The Supreme Court on Wednesday made a decision that will crack down on states and localities' civil asset forfeiture, which permit them to take and keep private property used to commit crimes.
Under the Eighth Amendment, the federal government is limited in their actions, specifically when it comes to "excessive fines." The Court believes those same limitations apply to the state.
About the Case
This ruling came under the Timbs v. Indiana case. The case was brought about by Tyson Timbs, who sold $225 worth of heroin to undercover police officers. He pleaded guilty to dealing of a controlled substance and conspiracy to commit theft. According to the New York Times, Timbs was sentenced to one year of house arrest and five years of probation, and he was ordered to pay $1,200 in fees and fines.
At the time of his arrest, Timbs had a $42,000 Land Rover he bought with money he received from an insurance policy when his father died. The State of Indiana sized the Land Rover, saying it was used to transport heroin.
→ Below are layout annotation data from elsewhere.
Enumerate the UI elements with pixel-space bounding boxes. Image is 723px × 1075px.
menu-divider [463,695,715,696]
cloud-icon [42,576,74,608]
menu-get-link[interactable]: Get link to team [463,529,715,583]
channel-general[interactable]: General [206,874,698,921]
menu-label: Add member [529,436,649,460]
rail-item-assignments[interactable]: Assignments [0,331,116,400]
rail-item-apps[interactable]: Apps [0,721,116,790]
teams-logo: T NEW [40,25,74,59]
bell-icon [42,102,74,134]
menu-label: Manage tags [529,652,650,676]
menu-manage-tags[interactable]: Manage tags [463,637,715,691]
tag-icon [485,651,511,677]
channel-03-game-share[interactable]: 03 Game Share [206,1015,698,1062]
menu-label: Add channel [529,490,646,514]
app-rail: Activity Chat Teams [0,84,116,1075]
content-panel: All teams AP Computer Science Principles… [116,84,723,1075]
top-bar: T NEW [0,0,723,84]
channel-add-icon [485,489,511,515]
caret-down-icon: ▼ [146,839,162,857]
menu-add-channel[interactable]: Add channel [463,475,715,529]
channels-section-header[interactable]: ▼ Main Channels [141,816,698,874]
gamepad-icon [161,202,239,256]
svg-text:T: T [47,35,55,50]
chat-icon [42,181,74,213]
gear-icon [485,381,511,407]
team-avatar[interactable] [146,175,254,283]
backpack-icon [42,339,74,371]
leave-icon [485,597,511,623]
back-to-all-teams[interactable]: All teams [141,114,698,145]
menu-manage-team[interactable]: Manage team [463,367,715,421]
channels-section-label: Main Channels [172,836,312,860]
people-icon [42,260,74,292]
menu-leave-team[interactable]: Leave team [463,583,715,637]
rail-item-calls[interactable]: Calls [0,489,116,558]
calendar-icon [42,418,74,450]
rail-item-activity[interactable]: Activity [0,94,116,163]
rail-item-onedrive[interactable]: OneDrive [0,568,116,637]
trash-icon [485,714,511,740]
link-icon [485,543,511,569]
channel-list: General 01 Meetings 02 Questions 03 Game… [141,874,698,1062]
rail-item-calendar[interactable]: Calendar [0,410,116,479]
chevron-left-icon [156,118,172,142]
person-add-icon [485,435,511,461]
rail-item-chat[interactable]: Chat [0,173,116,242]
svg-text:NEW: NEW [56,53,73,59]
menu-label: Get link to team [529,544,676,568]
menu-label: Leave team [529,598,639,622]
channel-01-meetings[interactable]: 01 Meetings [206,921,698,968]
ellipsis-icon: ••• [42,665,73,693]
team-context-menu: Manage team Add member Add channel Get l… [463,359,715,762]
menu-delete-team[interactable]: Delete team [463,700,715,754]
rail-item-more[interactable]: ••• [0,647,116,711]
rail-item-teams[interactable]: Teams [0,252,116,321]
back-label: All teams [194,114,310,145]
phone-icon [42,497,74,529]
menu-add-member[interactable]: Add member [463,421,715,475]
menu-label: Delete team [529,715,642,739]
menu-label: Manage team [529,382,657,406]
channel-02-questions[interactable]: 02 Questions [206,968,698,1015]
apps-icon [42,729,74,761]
The maximum monetary fine for a drug conviction is $10,000.
A trial court denied the state's request to seize the Lane Rover because the vehicle was worth more than four times the maximum monetary fine. They felt seizing the SUV would be grossly disproportionate to the gravity of Timbs’s offense and unconstitutional under the Eighth Amendment. The Court of Appeals of Indiana agreed but the Indiana Supreme Court reversed the decision, saying the Eighth Amendment only applies to the feds. The Supreme Court eventually concluded that the Eighth Amendment applies to states as well.